Getting caught up on this thread ... apologies for the delayed comment.
Nevertheless, I watched (most) of the above video and something out of left field struck me:
... to what degree was the 2013 Mac Pro's manufacturing facility really intended for something else?
There is very little in the video that supports the conclusion that all of those steps happen in one building under one roof. Or that was the same contractor in all the shots.
The major unstated theme in the video was that these are USA folks. Not some Chinese chop shop. That is why they are showing the people. The context is early 2013 and the "country is doomed" has been very much in play in some major political circles ( as somewhat still is ).
The final assembly shop if recall correctly was originally built to do contractor work for Dell ( and others). I'm not It had already existed long before the Mac Pro rolled out.
https://www.macrumors.com/2013/10/1...neration-desktop-computer-likely-new-mac-pro/
[ odd the link to the Austin statemans article is broken. This is another story after secrecy lifted.
"... Flextronics noted it already employed about 2,500 people at its various Austin facilities and, according to building permits, has spent well north of $50 million to renovate and upgrade its Northwest Austin factory, in part for the new Mac Pro production lines. ... "

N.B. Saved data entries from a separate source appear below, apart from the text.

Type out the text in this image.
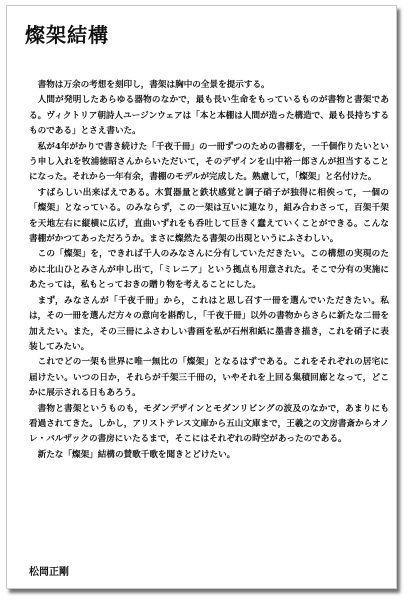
燦架結構

書物は万余の考想を刻印し，書架は胸中の全景を提示する。

人間が発明したあらゆる器物のなかで，最も長い生命をもっているものが書物と書架である。ヴィクトリア朝詩人ユージンウェアは「本と本棚は人間が造った構造で、最も長持ちするものである」とさえ書いた。

私が4年がかりで書き続けた「千夜千冊」の一冊ずつのための書棚を，一千個作りたいという申し入れを牧浦徳昭さんからいただいて，そのデザインを山中裕一郎さんが担当することになった。それから一年有余，書棚のモデルが完成した。熟慮して，「燦架」と名付けた。

すばらしい出来ばえである。木質器量と鉄状感覚と調子硝子が独得に相俟って，一個の「燦架」となっている。のみならず，この一架は互いに連なり，組み合わさって，百架千架を天地左右に縦横に広げ，直曲いずれをも呑吐して巨きく蠢えていくことができる。こんな書棚がかつてあっただろうか。まさに燦然たる書架の出現というにふさわしい。

この「燦架」を，できれば千人のみなさんに分有していただきたい。この構想の実現のために北山ひとみさんが申し出て，「ミレニア」という拠点も用意された。そこで分有の実施にあたっては，私もとっておきの贈り物を考えることにした。

まず，みなさんが「千夜千冊」から，これはと思し召す一冊を選んでいただきたい。私は，その一冊を選んだ方々の意向を斟酌し，「千夜千冊」以外の書物からさらに新たな二冊を加えたい。また，その三冊にふさわしい書画を私が石州和紙に墨書き描き，これを硝子に表装してみたい。

これでどの一架も世界に唯一無比の「燦架」となるはずである。これをそれぞれの居宅に届けたい。いつの日か，それらが千架三千冊の，いやそれを上回る集積回廊となって，どこかに展示される日もあろう。

書物と書架というものも，モダンデザインとモダンリビングの波及のなかで，あまりにも看過されてきた。しかし，アリストテレス文庫から五山文庫まで，王羲之の文房書斎からオノレ・バルザックの書房にいたるまで，そこにはそれぞれの時空があったのである。

新たな「燦架」結構の賛歌千歌を聞きとどけたい。

松岡正剛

http://www.statesman.com/business/a...-built-austin/uUYYpTFj3rwrbKHi29J9sL/amp.html ]
I'm not sure at all why someone would hire Flextronics to do metal stamping at all. As much as the video rants on Apple for a goofy Mac Pro, painting in same building as making logic boards is just about as goofy.

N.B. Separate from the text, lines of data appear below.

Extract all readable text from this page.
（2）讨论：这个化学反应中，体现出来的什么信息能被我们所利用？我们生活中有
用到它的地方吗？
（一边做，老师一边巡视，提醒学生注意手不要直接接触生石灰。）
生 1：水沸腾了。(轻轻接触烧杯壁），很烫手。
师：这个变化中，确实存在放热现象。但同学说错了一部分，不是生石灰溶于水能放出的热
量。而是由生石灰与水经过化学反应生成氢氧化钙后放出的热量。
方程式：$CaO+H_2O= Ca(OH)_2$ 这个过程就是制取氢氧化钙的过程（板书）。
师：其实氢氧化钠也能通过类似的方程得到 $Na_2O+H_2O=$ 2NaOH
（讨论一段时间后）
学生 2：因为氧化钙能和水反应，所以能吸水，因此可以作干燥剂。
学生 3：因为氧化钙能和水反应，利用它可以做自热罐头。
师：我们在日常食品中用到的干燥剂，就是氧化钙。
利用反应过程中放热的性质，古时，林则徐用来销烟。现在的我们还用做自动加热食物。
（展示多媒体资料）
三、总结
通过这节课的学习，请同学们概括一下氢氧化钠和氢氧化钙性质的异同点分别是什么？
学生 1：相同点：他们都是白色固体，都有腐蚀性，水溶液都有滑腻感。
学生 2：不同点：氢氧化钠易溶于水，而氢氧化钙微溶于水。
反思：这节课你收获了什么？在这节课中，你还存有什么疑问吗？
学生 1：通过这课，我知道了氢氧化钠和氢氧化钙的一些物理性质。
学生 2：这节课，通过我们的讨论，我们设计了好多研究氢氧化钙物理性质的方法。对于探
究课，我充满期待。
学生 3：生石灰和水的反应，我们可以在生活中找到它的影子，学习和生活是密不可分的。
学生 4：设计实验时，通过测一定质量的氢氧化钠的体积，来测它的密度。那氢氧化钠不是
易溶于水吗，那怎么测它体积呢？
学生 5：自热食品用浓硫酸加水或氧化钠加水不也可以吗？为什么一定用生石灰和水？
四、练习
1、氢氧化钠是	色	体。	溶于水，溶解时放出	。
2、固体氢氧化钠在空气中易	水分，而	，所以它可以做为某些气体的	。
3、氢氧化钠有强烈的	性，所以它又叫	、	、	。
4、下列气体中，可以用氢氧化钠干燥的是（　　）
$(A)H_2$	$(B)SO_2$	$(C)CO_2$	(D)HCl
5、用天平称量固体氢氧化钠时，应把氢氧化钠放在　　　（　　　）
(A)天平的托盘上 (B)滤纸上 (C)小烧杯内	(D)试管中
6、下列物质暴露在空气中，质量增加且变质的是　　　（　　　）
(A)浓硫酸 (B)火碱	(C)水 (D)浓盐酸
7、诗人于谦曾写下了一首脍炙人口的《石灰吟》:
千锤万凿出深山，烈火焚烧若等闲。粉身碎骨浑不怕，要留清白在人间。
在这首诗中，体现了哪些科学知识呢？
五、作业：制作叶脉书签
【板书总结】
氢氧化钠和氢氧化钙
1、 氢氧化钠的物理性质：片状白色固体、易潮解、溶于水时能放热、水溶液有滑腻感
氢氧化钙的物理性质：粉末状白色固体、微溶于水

... so to what degree might the US factory for fabbing Mac Pros really Apple doing a small scale piloting of how to run their own fabrication & assembly plant - - - with minimized touch labor - - - for making something *other* than a Mac or iPhone? Say, an automobile?
Errr, no. Major components of automobiles are shipped to final assembly plants. Yeah there are huge paint shops , but major electronics are not made there. Engines and other major body parts typically are not either. It isn't Apple doing the work. If they wanted a car they hire one of the car specialist contractors, Flextronics.
The specialized jigs and assembly tables for the Mac Pro were special to that Flextronics plant, but Flextronics probably could "retool" that building into other stuff over time. Or even share another space with another production line as the number of MP assembly tables went down.
Now if there only was an announcement this past week, of, say, an intent to make a $1B investment in domestic manufacturing (+jobs)...does anyone really think that $1B would be way too much money for merely a Mac fab line?
-hh
When Apple was using Samsung for fabs the chips were made in Austin and then the final package assembly might have been done elsewhere. Taiwan/China/SoutEast Asia. There are those kind of manufacturing jobs too. Not just grinding metal. The is electronic device "tool and die" in addition to mechanical device 'tool and die' that Apple could be investing in that could soak up a healthy chunk of the $1B. When Apple complains there are no tool & die folks in the USA it really isn't old school, mainstream tool and die.
[ Honestly seems like Apple could do some additive manufacturing on some of these Mac cases.... instead of all this grinding away at blocks. ]
Apple has other stuff to make. Headphones. Maybe an Alexa clone.
When AT&T was flush with money they funded Bell Labs ... which did several really revolutionary basic science breakthru things (i.e., Nobel Prize winners...... not invites to the NY Museum of Modern Art. ) Apple sits on almost 1/4 of Trillion dollars and relatively does not very much at all. They have no dedicated long term, basic research lab (as opposed to MS Research or Xerox PARC back in the day.) . They are soooo busy being Scrooge McDuck that long-term infrastructure is killed off.